Pair Corralation between Lyxor 10Y and Lyxor UCITS
Assuming the 90 days trading horizon Lyxor 10Y Treasury is expected to generate 1.38 times more return on investment than Lyxor UCITS. However, Lyxor 10Y is 1.38 times more volatile than Lyxor UCITS Daily. It trades about 0.01 of its potential returns per unit of risk. Lyxor UCITS Daily is currently generating about -0.18 per unit of risk. If you would invest 10,649 in Lyxor 10Y Treasury on September 17, 2024 and sell it today you would earn a total of 9.00 from holding Lyxor 10Y Treasury or generate 0.08% return on investment over 90 days.

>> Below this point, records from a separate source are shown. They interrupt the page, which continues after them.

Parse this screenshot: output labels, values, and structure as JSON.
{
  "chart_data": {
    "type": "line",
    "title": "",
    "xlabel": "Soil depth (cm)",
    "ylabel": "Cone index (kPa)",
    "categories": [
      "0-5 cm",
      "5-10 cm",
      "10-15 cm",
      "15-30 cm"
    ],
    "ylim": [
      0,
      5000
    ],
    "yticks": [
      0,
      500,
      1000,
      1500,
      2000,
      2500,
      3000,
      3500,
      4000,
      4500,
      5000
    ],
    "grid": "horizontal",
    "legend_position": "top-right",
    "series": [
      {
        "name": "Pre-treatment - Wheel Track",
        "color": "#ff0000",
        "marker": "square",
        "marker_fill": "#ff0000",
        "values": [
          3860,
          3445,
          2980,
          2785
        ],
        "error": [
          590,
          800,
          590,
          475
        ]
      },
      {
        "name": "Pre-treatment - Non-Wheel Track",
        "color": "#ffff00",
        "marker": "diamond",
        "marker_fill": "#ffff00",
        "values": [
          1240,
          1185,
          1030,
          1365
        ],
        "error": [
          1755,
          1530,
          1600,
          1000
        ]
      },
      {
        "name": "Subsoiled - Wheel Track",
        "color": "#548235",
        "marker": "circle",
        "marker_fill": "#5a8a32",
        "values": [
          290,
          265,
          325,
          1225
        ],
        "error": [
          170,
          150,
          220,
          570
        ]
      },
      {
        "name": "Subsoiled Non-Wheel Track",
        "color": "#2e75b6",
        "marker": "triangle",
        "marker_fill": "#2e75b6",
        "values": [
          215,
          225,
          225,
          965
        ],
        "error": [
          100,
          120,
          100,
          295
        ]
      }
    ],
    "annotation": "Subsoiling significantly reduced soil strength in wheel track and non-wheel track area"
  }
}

Time Period | 3 Months [change] |
Direction | Moves Against |
Strength | Insignificant |
Accuracy | 100.0% |
Values | Daily Returns |
Lyxor 10Y Treasury vs. Lyxor UCITS Daily
Performance |
Timeline |
Lyxor 10Y Treasury |
Lyxor UCITS Daily |
Lyxor 10Y and Lyxor UCITS Volatility Contrast
Predicted Return Density |
Returns |
Pair Trading with Lyxor 10Y and Lyxor UCITS
The main advantage of trading using opposite Lyxor 10Y and Lyxor UCITS positions is that it hedges away some unsystematic risk. Because of two separate transactions, even if Lyxor 10Y position performs unexpectedly, Lyxor UCITS can make up some of the losses. Pair trading also minimizes risk from directional movements in the market. For example, if an entire industry or sector drops because of unexpected headlines, the short position in Lyxor UCITS will offset losses from the drop in Lyxor UCITS's long position.Lyxor 10Y vs. Lyxor UCITS Japan | Lyxor 10Y vs. Lyxor UCITS Japan | Lyxor 10Y vs. Lyxor UCITS Stoxx | Lyxor 10Y vs. Amundi CAC 40 |
Check out your portfolio center.Note that this page's information should be used as a complementary analysis to find the right mix of equity instruments to add to your existing portfolios or create a brand new portfolio. You can also try the Watchlist Optimization module to optimize watchlists to build efficient portfolios or rebalance existing positions based on the mean-variance optimization algorithm.